The German government bought a disc containing the
names of people holding illegal bank accounts in Liechtenstein in 2007. They offered
to share the disc for free with all the governments whose nationals’ names were
in the disc. The governments of US, UK , France immediately took the
data and started prosecution but the Indian government refused to accept it for
two years – perhaps to enable the corrupt to escape. The US government managed to force UBS,
the biggest Swiss bank to pay a fine of $750 million and reveal the names of
about 5000 individuals having accounts with it. The French government bought a
disc containing names of its nationals in another foreign bank and has
initiated prosecution.
In India ,
more than forty committees and commissions have gone into the different aspects
of the black economy and made thousands of recommendations. Hundreds of them
have been implemented over time but the black economy continues its march.
Controls like, FERA, MRTP, small scale reservations and licensing have been
diluted or eliminated. Direct Tax rates have been reduced drastically.

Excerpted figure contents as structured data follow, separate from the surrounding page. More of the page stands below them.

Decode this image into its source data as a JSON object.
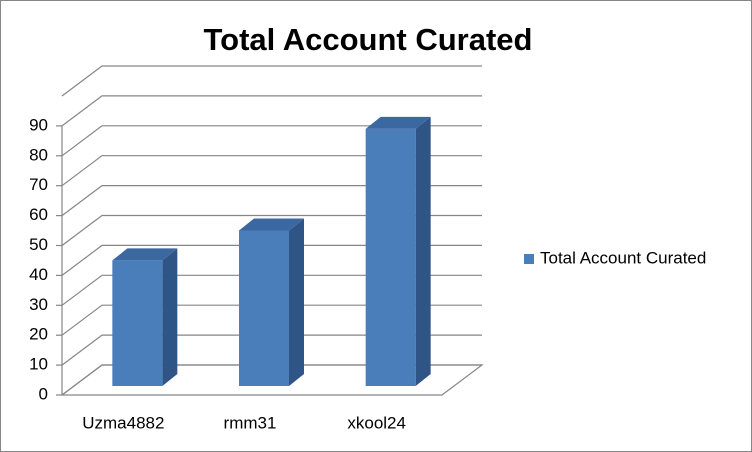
{
  "chart_data": {
    "type": "bar",
    "title": "Total Account Curated",
    "categories": [
      "Uzma4882",
      "rmm31",
      "xkool24"
    ],
    "series": [
      {
        "name": "Total Account Curated",
        "color": "#4a7ebb",
        "values": [
          42,
          52,
          86
        ]
      }
    ],
    "ylim": [
      0,
      100
    ],
    "yticks": [
      0,
      10,
      20,
      30,
      40,
      50,
      60,
      70,
      80,
      90
    ],
    "grid": true,
    "legend": "right"
  }
}
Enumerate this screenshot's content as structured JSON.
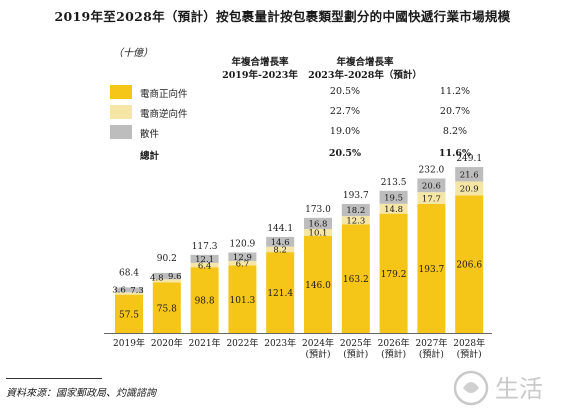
{
  "title": "2019年至2028年（預計）按包裹量計按包裹類型劃分的中國快遞行業市場規模",
  "unit": "（十億）",
  "cagr_headers": [
    "年複合增長率\n2019年-2023年",
    "年複合增長率\n2023年-2028年（預計）"
  ],
  "legend": [
    {
      "name": "電商正向件",
      "color": "#F5C518",
      "cagr_2019_2023": "20.5%",
      "cagr_2023_2028": "11.2%"
    },
    {
      "name": "電商逆向件",
      "color": "#F6E6A6",
      "cagr_2019_2023": "22.7%",
      "cagr_2023_2028": "20.7%"
    },
    {
      "name": "散件",
      "color": "#BDBDBD",
      "cagr_2019_2023": "19.0%",
      "cagr_2023_2028": "8.2%"
    },
    {
      "name": "總計",
      "color": "",
      "cagr_2019_2023": "20.5%",
      "cagr_2023_2028": "11.6%"
    }
  ],
  "chart_data": {
    "type": "bar",
    "stacked": true,
    "categories": [
      "2019年",
      "2020年",
      "2021年",
      "2022年",
      "2023年",
      "2024年\n(預計)",
      "2025年\n(預計)",
      "2026年\n(預計)",
      "2027年\n(預計)",
      "2028年\n(預計)"
    ],
    "series": [
      {
        "name": "電商正向件",
        "color": "#F5C518",
        "values": [
          57.5,
          75.8,
          98.8,
          101.3,
          121.4,
          146.0,
          163.2,
          179.2,
          193.7,
          206.6
        ]
      },
      {
        "name": "電商逆向件",
        "color": "#F6E6A6",
        "values": [
          3.6,
          4.8,
          6.4,
          6.7,
          8.2,
          10.1,
          12.3,
          14.8,
          17.7,
          20.9
        ]
      },
      {
        "name": "散件",
        "color": "#BDBDBD",
        "values": [
          7.3,
          9.6,
          12.1,
          12.9,
          14.6,
          16.8,
          18.2,
          19.5,
          20.6,
          21.6
        ]
      }
    ],
    "totals": [
      68.4,
      90.2,
      117.3,
      120.9,
      144.1,
      173.0,
      193.7,
      213.5,
      232.0,
      249.1
    ],
    "ylim": [
      0,
      260
    ]
  },
  "source": "資料來源：國家郵政局、灼識諮詢",
  "watermark": "生活"
}
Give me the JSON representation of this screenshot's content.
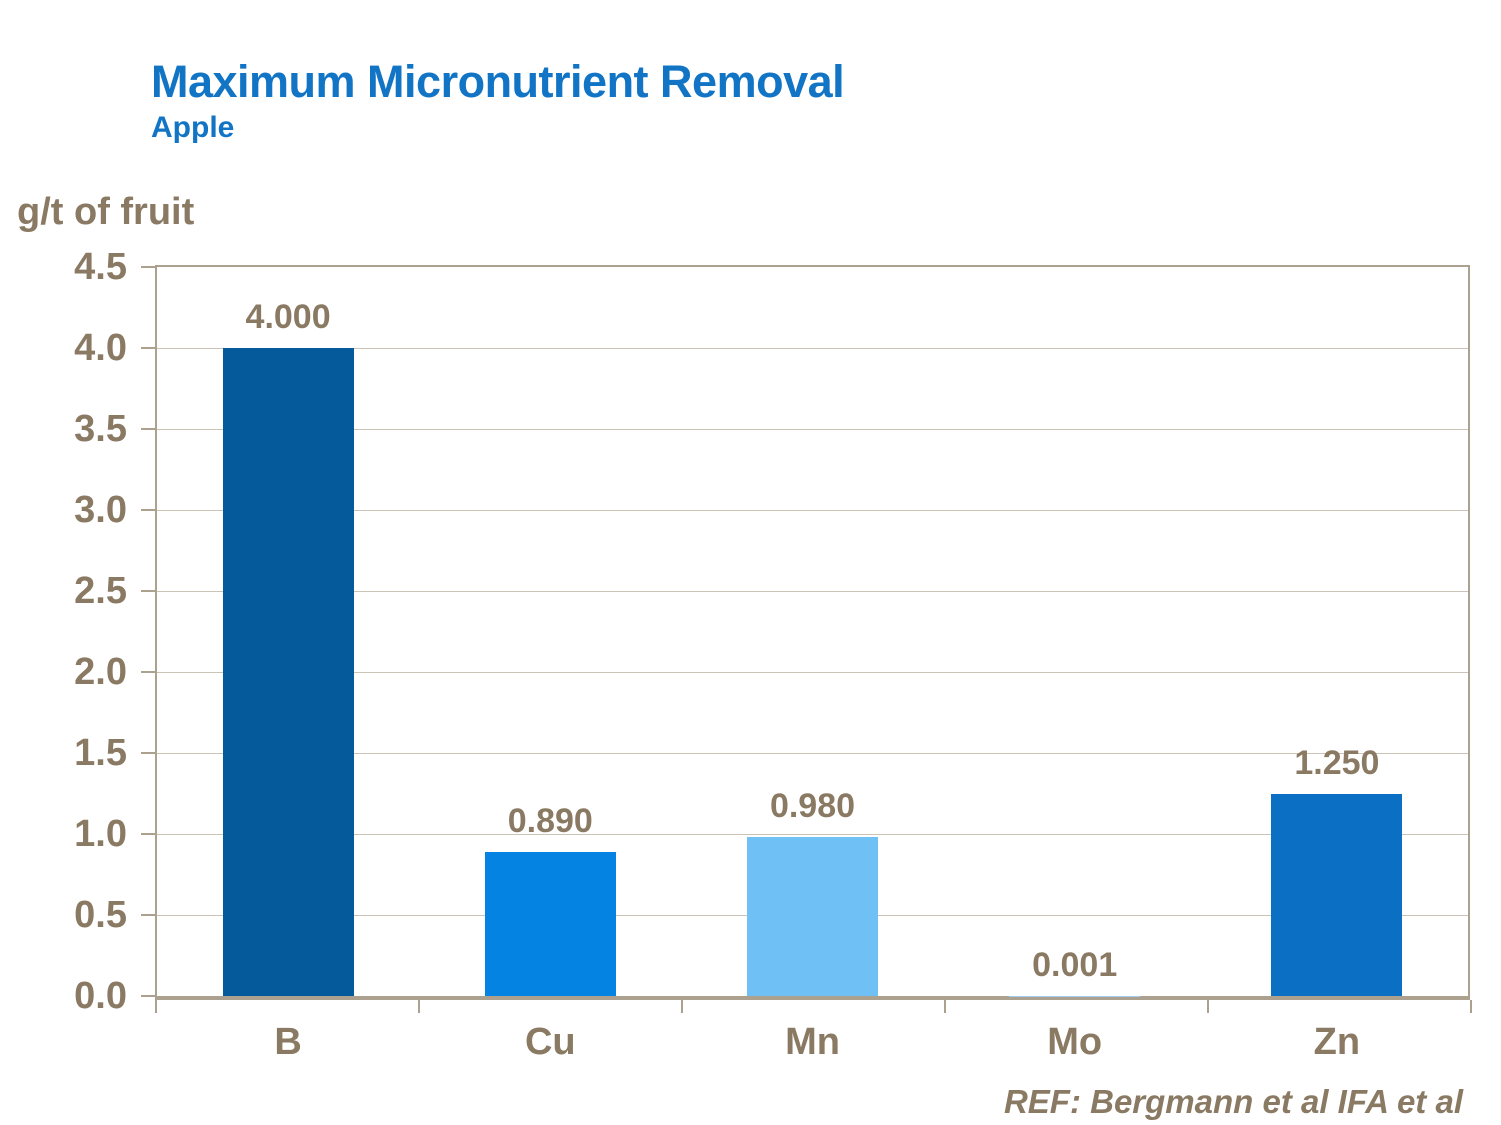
{
  "header": {
    "title": "Maximum Micronutrient Removal",
    "subtitle": "Apple"
  },
  "footer": {
    "reference": "REF: Bergmann et al IFA et al"
  },
  "colors": {
    "title": "#1274c5",
    "text": "#8a7a63",
    "axis": "#aca18f",
    "gridline": "#cac3b6",
    "background": "#ffffff"
  },
  "chart_data": {
    "type": "bar",
    "title": "Maximum Micronutrient Removal",
    "subtitle": "Apple",
    "ylabel": "g/t of fruit",
    "xlabel": "",
    "categories": [
      "B",
      "Cu",
      "Mn",
      "Mo",
      "Zn"
    ],
    "values": [
      4.0,
      0.89,
      0.98,
      0.001,
      1.25
    ],
    "value_labels": [
      "4.000",
      "0.890",
      "0.980",
      "0.001",
      "1.250"
    ],
    "bar_colors": [
      "#055a9b",
      "#0583e2",
      "#6fc0f4",
      "#9fcef2",
      "#0b70c4"
    ],
    "ylim": [
      0,
      4.5
    ],
    "ytick_step": 0.5,
    "ytick_labels": [
      "4.5",
      "4.0",
      "3.5",
      "3.0",
      "2.5",
      "2.0",
      "1.5",
      "1.0",
      "0.5",
      "0.0"
    ],
    "grid": true,
    "legend_position": "none"
  }
}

Voluntary disclosure schemes tried repeatedly. But there is little dent on the
black economy. The reason is that the black economy involves illegality and
incomes from such activities cannot be declared however low the tax rates. It
takes several years to set up the systems to make black incomes and once they
are in place with the connivance of the Triad then there is little threat so
making the extra buck becomes easy and there is no reason to dismantle it. The
black economy becomes systematic and systemic and drives the nation towards
ungovernability and dents the idea of India . Colonialists like, Churchill
said India
cannot govern itself; our elite is bent on proving them correct.